Por sua vez, os investimentos diretos podem ocorrer por meio de: (i) compra direta de quotas ou ações; (ii) mútuos conversíveis em quotas ou ações, segundo critérios previamente definidos pelas Partes; (iii) opções de compra futura de ações ou quotas; e (iv) outros títulos conversíveis em ações ou quotas. Já os indiretos se dão através de fundos, que podem ser constituídos com recursos próprios da pessoa jurídica investidora ou de terceiros.
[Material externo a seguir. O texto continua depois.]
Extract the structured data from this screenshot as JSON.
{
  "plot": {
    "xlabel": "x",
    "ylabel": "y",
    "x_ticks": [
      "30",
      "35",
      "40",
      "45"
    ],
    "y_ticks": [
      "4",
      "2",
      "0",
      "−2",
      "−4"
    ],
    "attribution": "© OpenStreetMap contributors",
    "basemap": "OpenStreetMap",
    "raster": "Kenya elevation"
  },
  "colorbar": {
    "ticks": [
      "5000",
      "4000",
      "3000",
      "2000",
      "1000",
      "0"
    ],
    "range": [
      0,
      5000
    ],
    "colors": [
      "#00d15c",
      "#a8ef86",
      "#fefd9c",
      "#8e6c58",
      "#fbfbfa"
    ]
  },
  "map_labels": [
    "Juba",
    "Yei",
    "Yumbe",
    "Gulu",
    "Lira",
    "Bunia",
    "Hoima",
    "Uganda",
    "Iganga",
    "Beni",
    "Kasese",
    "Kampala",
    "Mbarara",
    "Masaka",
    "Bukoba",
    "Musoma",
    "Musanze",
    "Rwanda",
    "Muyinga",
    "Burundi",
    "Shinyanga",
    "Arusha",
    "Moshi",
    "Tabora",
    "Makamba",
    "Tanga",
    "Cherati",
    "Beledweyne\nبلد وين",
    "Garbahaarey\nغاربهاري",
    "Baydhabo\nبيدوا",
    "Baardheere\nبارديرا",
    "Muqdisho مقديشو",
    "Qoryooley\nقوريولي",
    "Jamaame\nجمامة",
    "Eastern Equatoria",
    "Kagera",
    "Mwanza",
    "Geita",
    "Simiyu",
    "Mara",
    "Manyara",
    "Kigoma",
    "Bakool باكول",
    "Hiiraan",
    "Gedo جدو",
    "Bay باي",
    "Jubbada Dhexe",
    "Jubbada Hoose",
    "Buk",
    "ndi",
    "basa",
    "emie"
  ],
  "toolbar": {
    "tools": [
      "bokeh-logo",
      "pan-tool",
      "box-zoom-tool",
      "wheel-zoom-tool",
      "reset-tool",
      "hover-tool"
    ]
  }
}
Dessa forma, a recepção de investimento público por sociedades privadas demanda das partes contratantes atenção redobrada, primordialmente, quanto a requisitos legais e atividade fiscalizatória dos Tribunais de Contas. De outro lado, o fundador da startup deve tomar alguns cuidados importantes, como: (i) ter uma estrutura de governança e controle, aí incluída elaboração de acordo de quotistas ou acionistas; (ii) ter uma política de proteção à propriedade intelectual, mesmo porque o Poder Público deve prever, em instrumento jurídico específico, a titularidade da propriedade intelectual e a participação nos resultados da exploração desta última enquanto investidor; e (iii) principalmente, conhecer as particularidades de contratar com o Poder Público, ainda que um ambiente permeado pela inovação, pois a lógica difere do mercado privado.
Assim, a Administração Pública, notadamente Estatais, pode e deve realizar investimento em startups com vistas a estimular e apoiar um ecossistema de inovação no país, mas é importante conhecer os limites dessa forma de contratação, assim como o fundador deve estar preparado para receber esse tipo de investimento.